Verán: este año no he colaborado en el día de la mujer (trabajadora). Es una forma de protesta muda. Ya protesté el año pasado, pero como era de suponer, no se enteró nadie. En una sociedad que usa demagogia por un tubo (ahí están los rudimentarios análisis que se hacen del caso De Juana) el silencio tiene muy mala prensa. Desde aquí se lo digo a María Teresa Fernández de la Vega: sobran palabras y faltan actos. Reivindico el silencio como medida de prudencia. Los hechos hablan solos, pero la sociedad pone charlatanería y monserga. Y es que a veces, hasta la buena fe mete la pata. Las plataformas contra la violencia de género (en cristiano: los crímenes pasionales) no aportan reflexiones interesantes y el problema se agrava. El terror aumenta en fin de semana, cuando la convivencia es más expuesta y corren el alcohol y las drogas. Los telediarios abren entonces con una excitación incontenible: mujer de cualquier edad aparece degollada, quemada, rajada o tiroteada por su pareja, que comúnmente se suicida.
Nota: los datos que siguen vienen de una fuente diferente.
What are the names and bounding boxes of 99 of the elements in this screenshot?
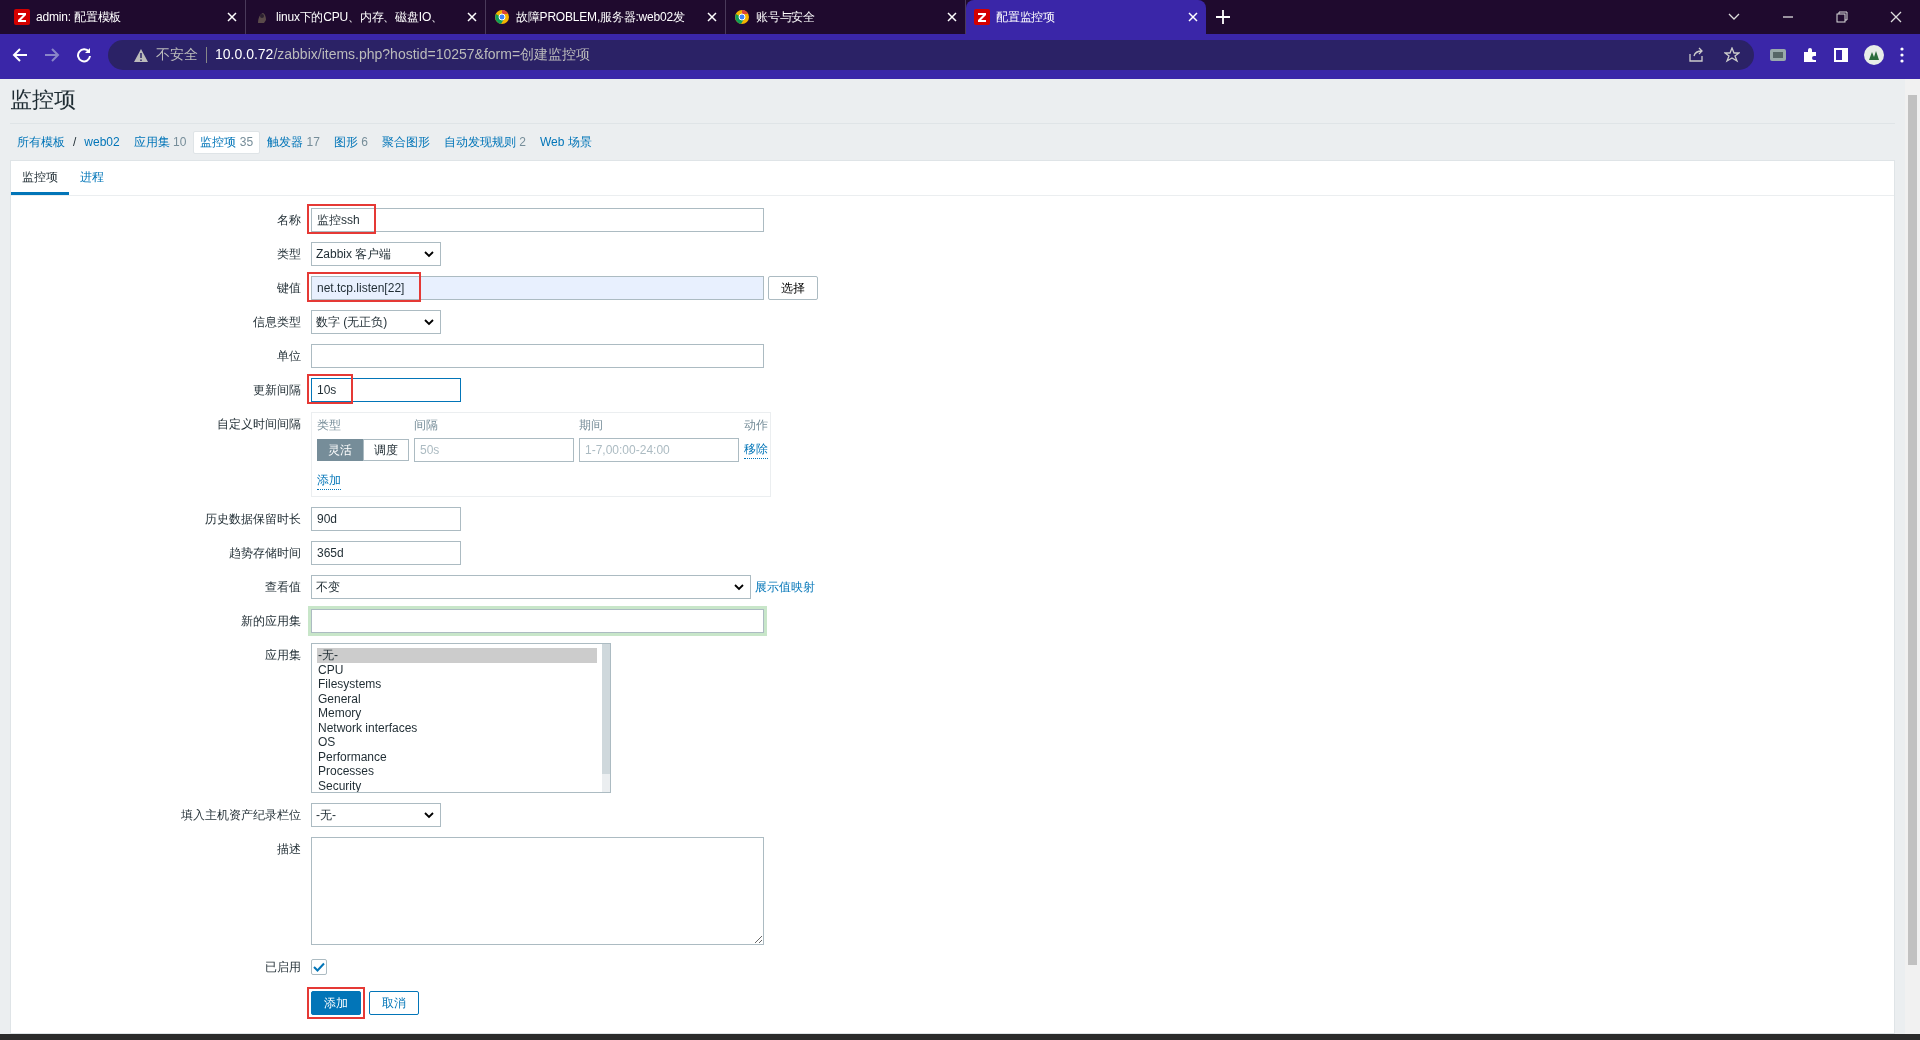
field-label: 类型 — [276, 246, 301, 263]
star-icon[interactable] — [1724, 47, 1740, 63]
field-label: 单位 — [276, 348, 301, 365]
menu-icon[interactable] — [1900, 47, 1904, 63]
scrollbar[interactable] — [602, 644, 610, 792]
nav-link[interactable]: 监控项 35 — [193, 130, 261, 154]
value-mapping-link[interactable]: 展示值映射 — [755, 578, 815, 596]
field-label: 自定义时间间隔 — [216, 416, 301, 433]
field-label: 填入主机资产纪录栏位 — [180, 807, 301, 824]
browser-icon[interactable] — [494, 9, 510, 25]
caret-icon — [424, 811, 434, 819]
back-icon[interactable] — [12, 47, 28, 63]
cancel-button[interactable]: 取消 — [369, 991, 419, 1015]
forward-icon[interactable] — [44, 47, 60, 63]
browser-icon[interactable] — [734, 9, 750, 25]
list-option[interactable]: Memory — [317, 706, 597, 721]
breadcrumb-link[interactable]: web02 — [77, 132, 127, 152]
field-label: 键值 — [276, 280, 301, 297]
text-field[interactable] — [311, 609, 764, 633]
select-field[interactable]: -无- — [311, 803, 441, 827]
nav-link[interactable]: 应用集 10 — [126, 130, 194, 154]
select-field[interactable]: Zabbix 客户端 — [311, 242, 441, 266]
description-field[interactable] — [311, 837, 764, 945]
field-label: 信息类型 — [252, 314, 301, 331]
nav-link[interactable]: 自动发现规则 2 — [436, 130, 533, 154]
nav-link[interactable]: 聚合图形 — [374, 130, 437, 154]
page-title: 监控项 — [10, 79, 1895, 124]
field-label: 更新间隔 — [252, 382, 301, 399]
caret-icon — [734, 583, 744, 591]
nav-link[interactable]: Web 场景 — [532, 130, 599, 154]
remove-link[interactable]: 移除 — [744, 441, 768, 459]
puzzle-icon[interactable] — [1802, 47, 1818, 63]
column-header: 类型 — [317, 417, 342, 434]
application-list[interactable]: -无- CPU Filesystems General Memory Network interfaces OS Performance Processes Security — [311, 643, 611, 793]
enabled-checkbox[interactable] — [311, 959, 327, 975]
list-option[interactable]: Security — [317, 778, 597, 792]
add-button[interactable]: 添加 — [311, 991, 361, 1015]
form-tab[interactable]: 监控项 — [11, 161, 69, 195]
tab-title: 配置监控项 — [996, 8, 1056, 26]
column-header: 间隔 — [414, 417, 439, 434]
field-label: 名称 — [276, 212, 301, 229]
list-option[interactable]: -无- — [317, 648, 597, 663]
text-field[interactable] — [311, 344, 764, 368]
browser-tab[interactable]: 配置监控项 — [966, 0, 1206, 34]
text-field[interactable]: 监控ssh — [311, 208, 764, 232]
nav-link[interactable]: 触发器 17 — [260, 130, 327, 154]
breadcrumb-separator: / — [72, 135, 78, 149]
add-link[interactable]: 添加 — [317, 472, 341, 490]
period-field[interactable]: 1-7,00:00-24:00 — [579, 438, 739, 462]
form-tab[interactable]: 进程 — [69, 161, 115, 195]
extension-icon[interactable] — [1770, 49, 1786, 61]
list-option[interactable]: Processes — [317, 764, 597, 779]
text-field[interactable]: 10s — [311, 378, 461, 402]
scrollbar[interactable] — [1905, 79, 1920, 1034]
column-header: 动作 — [744, 417, 768, 434]
mode-toggle[interactable]: 调度 — [363, 439, 409, 461]
warning-icon[interactable] — [134, 48, 148, 62]
share-icon[interactable] — [1688, 47, 1704, 63]
list-option[interactable]: Filesystems — [317, 677, 597, 692]
select-field[interactable]: 不变 — [311, 575, 751, 599]
field-label: 趋势存储时间 — [228, 545, 301, 562]
nav-link[interactable]: 图形 6 — [326, 130, 375, 154]
url-text: 10.0.0.72/zabbix/items.php?hostid=10257&form=创建监控项 — [215, 46, 591, 64]
tab-title: 故障PROBLEM,服务器:web02发 — [516, 8, 686, 26]
list-option[interactable]: CPU — [317, 662, 597, 677]
text-field[interactable]: 90d — [311, 507, 461, 531]
select-field[interactable]: 数字 (无正负) — [311, 310, 441, 334]
close-icon[interactable] — [1890, 11, 1902, 23]
caret-icon — [424, 250, 434, 258]
list-option[interactable]: Network interfaces — [317, 720, 597, 735]
column-header: 期间 — [579, 417, 604, 434]
security-label: 不安全 — [156, 46, 198, 64]
avatar-icon[interactable] — [1864, 45, 1884, 65]
tab-title: linux下的CPU、内存、磁盘IO、 — [276, 8, 444, 26]
tab-search-icon[interactable] — [1728, 13, 1740, 21]
restore-icon[interactable] — [1836, 11, 1848, 23]
sidebar-icon[interactable] — [1834, 48, 1848, 62]
field-label: 历史数据保留时长 — [204, 511, 301, 528]
reload-icon[interactable] — [76, 47, 92, 63]
field-label: 新的应用集 — [240, 613, 301, 630]
list-option[interactable]: Performance — [317, 749, 597, 764]
select-button[interactable]: 选择 — [768, 276, 818, 300]
field-label: 应用集 — [264, 647, 301, 664]
field-label: 查看值 — [264, 579, 301, 596]
address-field[interactable]: 不安全 10.0.0.72/zabbix/items.php?hostid=10257&form=创建监控项 — [108, 40, 1754, 70]
field-label: 描述 — [276, 841, 301, 858]
z-logo-icon[interactable] — [14, 9, 30, 25]
tab-title: 账号与安全 — [756, 8, 816, 26]
text-field[interactable]: net.tcp.listen[22] — [311, 276, 764, 300]
new-tab-icon[interactable] — [1216, 10, 1230, 24]
list-option[interactable]: OS — [317, 735, 597, 750]
text-field[interactable]: 365d — [311, 541, 461, 565]
field-label: 已启用 — [264, 959, 301, 976]
breadcrumb-link[interactable]: 所有模板 — [10, 130, 72, 154]
tab-title: admin: 配置模板 — [36, 8, 123, 26]
caret-icon — [424, 318, 434, 326]
z-logo-icon[interactable] — [974, 9, 990, 25]
list-option[interactable]: General — [317, 691, 597, 706]
interval-field[interactable]: 50s — [414, 438, 574, 462]
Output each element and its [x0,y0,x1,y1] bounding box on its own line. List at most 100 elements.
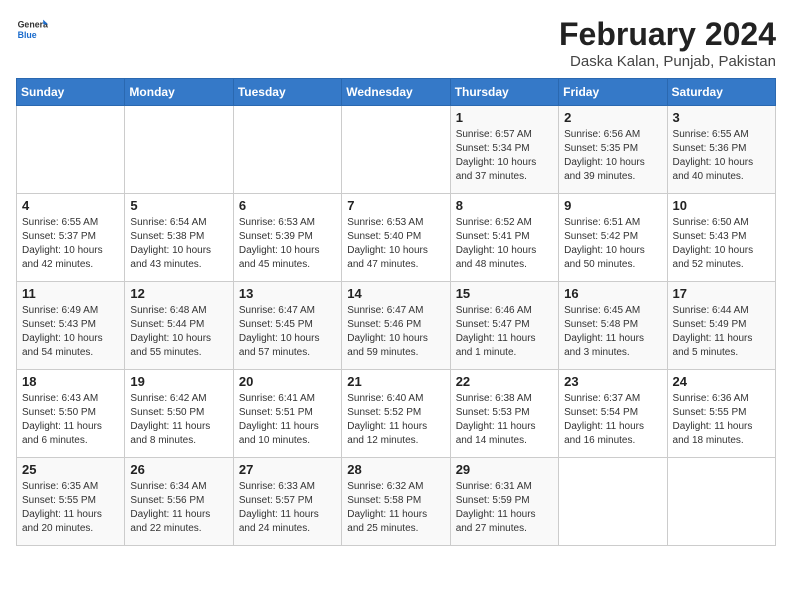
logo-icon: General Blue [16,16,48,44]
calendar-cell [17,106,125,194]
calendar-week-4: 18 Sunrise: 6:43 AM Sunset: 5:50 PM Dayli… [17,370,776,458]
day-number: 13 [239,286,336,301]
header-tuesday: Tuesday [233,79,341,106]
calendar-cell: 16Sunrise: 6:45 AM Sunset: 5:48 PM Dayli… [559,282,667,370]
calendar-cell: 20 Sunrise: 6:41 AM Sunset: 5:51 PM Dayli… [233,370,341,458]
header-saturday: Saturday [667,79,775,106]
calendar-cell: 4 Sunrise: 6:55 AM Sunset: 5:37 PM Daylig… [17,194,125,282]
day-number: 28 [347,462,444,477]
day-info: Sunrise: 6:57 AM Sunset: 5:34 PM Dayligh… [456,128,553,184]
day-number: 6 [239,198,336,213]
calendar-week-3: 11Sunrise: 6:49 AM Sunset: 5:43 PM Dayli… [17,282,776,370]
day-info: Sunrise: 6:55 AM Sunset: 5:36 PM Dayligh… [673,128,770,184]
day-number: 24 [673,374,770,389]
day-info: Sunrise: 6:43 AM Sunset: 5:50 PM Dayligh… [22,392,119,448]
calendar-cell: 6 Sunrise: 6:53 AM Sunset: 5:39 PM Daylig… [233,194,341,282]
day-number: 26 [130,462,227,477]
header-sunday: Sunday [17,79,125,106]
day-info: Sunrise: 6:33 AM Sunset: 5:57 PM Dayligh… [239,480,336,536]
day-number: 21 [347,374,444,389]
calendar-cell: 10Sunrise: 6:50 AM Sunset: 5:43 PM Dayli… [667,194,775,282]
calendar-cell [125,106,233,194]
calendar-table: SundayMondayTuesdayWednesdayThursdayFrid… [16,78,776,546]
day-info: Sunrise: 6:40 AM Sunset: 5:52 PM Dayligh… [347,392,444,448]
day-info: Sunrise: 6:45 AM Sunset: 5:48 PM Dayligh… [564,304,661,360]
day-info: Sunrise: 6:35 AM Sunset: 5:55 PM Dayligh… [22,480,119,536]
day-info: Sunrise: 6:49 AM Sunset: 5:43 PM Dayligh… [22,304,119,360]
calendar-cell: 21 Sunrise: 6:40 AM Sunset: 5:52 PM Dayli… [342,370,450,458]
day-number: 27 [239,462,336,477]
calendar-cell: 1 Sunrise: 6:57 AM Sunset: 5:34 PM Daylig… [450,106,558,194]
day-number: 5 [130,198,227,213]
calendar-cell: 2 Sunrise: 6:56 AM Sunset: 5:35 PM Daylig… [559,106,667,194]
day-number: 4 [22,198,119,213]
calendar-cell: 8 Sunrise: 6:52 AM Sunset: 5:41 PM Daylig… [450,194,558,282]
day-info: Sunrise: 6:53 AM Sunset: 5:39 PM Dayligh… [239,216,336,272]
page-header: General Blue General Blue February 2024 … [16,16,776,70]
calendar-cell [233,106,341,194]
day-info: Sunrise: 6:44 AM Sunset: 5:49 PM Dayligh… [673,304,770,360]
calendar-cell: 18 Sunrise: 6:43 AM Sunset: 5:50 PM Dayli… [17,370,125,458]
calendar-week-5: 25 Sunrise: 6:35 AM Sunset: 5:55 PM Dayli… [17,458,776,546]
calendar-cell [559,458,667,546]
logo: General Blue General Blue [16,16,48,44]
calendar-cell: 5 Sunrise: 6:54 AM Sunset: 5:38 PM Daylig… [125,194,233,282]
day-info: Sunrise: 6:36 AM Sunset: 5:55 PM Dayligh… [673,392,770,448]
day-info: Sunrise: 6:38 AM Sunset: 5:53 PM Dayligh… [456,392,553,448]
day-info: Sunrise: 6:56 AM Sunset: 5:35 PM Dayligh… [564,128,661,184]
day-number: 18 [22,374,119,389]
day-number: 7 [347,198,444,213]
calendar-cell: 13 Sunrise: 6:47 AM Sunset: 5:45 PM Dayli… [233,282,341,370]
day-number: 2 [564,110,661,125]
calendar-cell: 29 Sunrise: 6:31 AM Sunset: 5:59 PM Dayli… [450,458,558,546]
day-info: Sunrise: 6:46 AM Sunset: 5:47 PM Dayligh… [456,304,553,360]
day-number: 9 [564,198,661,213]
day-info: Sunrise: 6:42 AM Sunset: 5:50 PM Dayligh… [130,392,227,448]
calendar-cell: 19 Sunrise: 6:42 AM Sunset: 5:50 PM Dayli… [125,370,233,458]
calendar-cell: 27 Sunrise: 6:33 AM Sunset: 5:57 PM Dayli… [233,458,341,546]
day-number: 14 [347,286,444,301]
day-number: 19 [130,374,227,389]
header-thursday: Thursday [450,79,558,106]
day-number: 1 [456,110,553,125]
calendar-cell: 23 Sunrise: 6:37 AM Sunset: 5:54 PM Dayli… [559,370,667,458]
day-info: Sunrise: 6:53 AM Sunset: 5:40 PM Dayligh… [347,216,444,272]
day-number: 25 [22,462,119,477]
day-info: Sunrise: 6:48 AM Sunset: 5:44 PM Dayligh… [130,304,227,360]
day-number: 12 [130,286,227,301]
calendar-cell: 17 Sunrise: 6:44 AM Sunset: 5:49 PM Dayli… [667,282,775,370]
calendar-week-2: 4 Sunrise: 6:55 AM Sunset: 5:37 PM Daylig… [17,194,776,282]
day-number: 3 [673,110,770,125]
day-number: 20 [239,374,336,389]
day-number: 23 [564,374,661,389]
title-block: February 2024 Daska Kalan, Punjab, Pakis… [559,16,776,70]
calendar-cell: 15Sunrise: 6:46 AM Sunset: 5:47 PM Dayli… [450,282,558,370]
day-number: 10 [673,198,770,213]
calendar-cell: 25 Sunrise: 6:35 AM Sunset: 5:55 PM Dayli… [17,458,125,546]
day-number: 22 [456,374,553,389]
calendar-cell: 9 Sunrise: 6:51 AM Sunset: 5:42 PM Daylig… [559,194,667,282]
day-number: 8 [456,198,553,213]
calendar-cell: 28 Sunrise: 6:32 AM Sunset: 5:58 PM Dayli… [342,458,450,546]
calendar-cell: 3 Sunrise: 6:55 AM Sunset: 5:36 PM Daylig… [667,106,775,194]
calendar-cell: 24 Sunrise: 6:36 AM Sunset: 5:55 PM Dayli… [667,370,775,458]
day-info: Sunrise: 6:41 AM Sunset: 5:51 PM Dayligh… [239,392,336,448]
day-info: Sunrise: 6:32 AM Sunset: 5:58 PM Dayligh… [347,480,444,536]
day-info: Sunrise: 6:37 AM Sunset: 5:54 PM Dayligh… [564,392,661,448]
calendar-cell [667,458,775,546]
day-number: 17 [673,286,770,301]
location-subtitle: Daska Kalan, Punjab, Pakistan [559,53,776,70]
day-info: Sunrise: 6:47 AM Sunset: 5:45 PM Dayligh… [239,304,336,360]
day-info: Sunrise: 6:55 AM Sunset: 5:37 PM Dayligh… [22,216,119,272]
day-number: 29 [456,462,553,477]
calendar-cell [342,106,450,194]
calendar-cell: 7 Sunrise: 6:53 AM Sunset: 5:40 PM Daylig… [342,194,450,282]
day-info: Sunrise: 6:51 AM Sunset: 5:42 PM Dayligh… [564,216,661,272]
month-year-title: February 2024 [559,16,776,53]
calendar-header-row: SundayMondayTuesdayWednesdayThursdayFrid… [17,79,776,106]
day-info: Sunrise: 6:54 AM Sunset: 5:38 PM Dayligh… [130,216,227,272]
day-info: Sunrise: 6:31 AM Sunset: 5:59 PM Dayligh… [456,480,553,536]
day-info: Sunrise: 6:52 AM Sunset: 5:41 PM Dayligh… [456,216,553,272]
calendar-cell: 26Sunrise: 6:34 AM Sunset: 5:56 PM Dayli… [125,458,233,546]
day-info: Sunrise: 6:47 AM Sunset: 5:46 PM Dayligh… [347,304,444,360]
La noticia se aborda desde un frente cuantitativo (el número de mujeres que han muerto asesinadas hasta ese momento) y otro cualitativo (los detalles escabrosos: innecesarios). Las imágenes que acompañan la noticia son siempre las mismas: los servicios forenses recogen el paquete y se lo llevan en una furgoneta. La muerte va en un fardo.
Pasado el impacto de la noticia, viene la moraleja, servida en cápsulas publicitarias: hay que denunciar. Ni que denunciar fuera tan sencillo como ir a echar la primitiva. Así las cosas, se supone que la denunciante regresa a casa con la sonrisa puesta, le calienta las lentejas a su enemigo y luego se acuesta con él y comparte su filosofía de vida (dos que duermen en el mismo colchón, ya se sabe).
Los problemas graves exigen soluciones rápidas. De entrada, deberíamos controlar el lenguaje, que también hace moda y perversión. Hoy, llamar maltratador a un hombre es tan común como llamarle gilipollas. Pero ni todos los gilipollas son maltratadores ni una bofetada hace maltrato.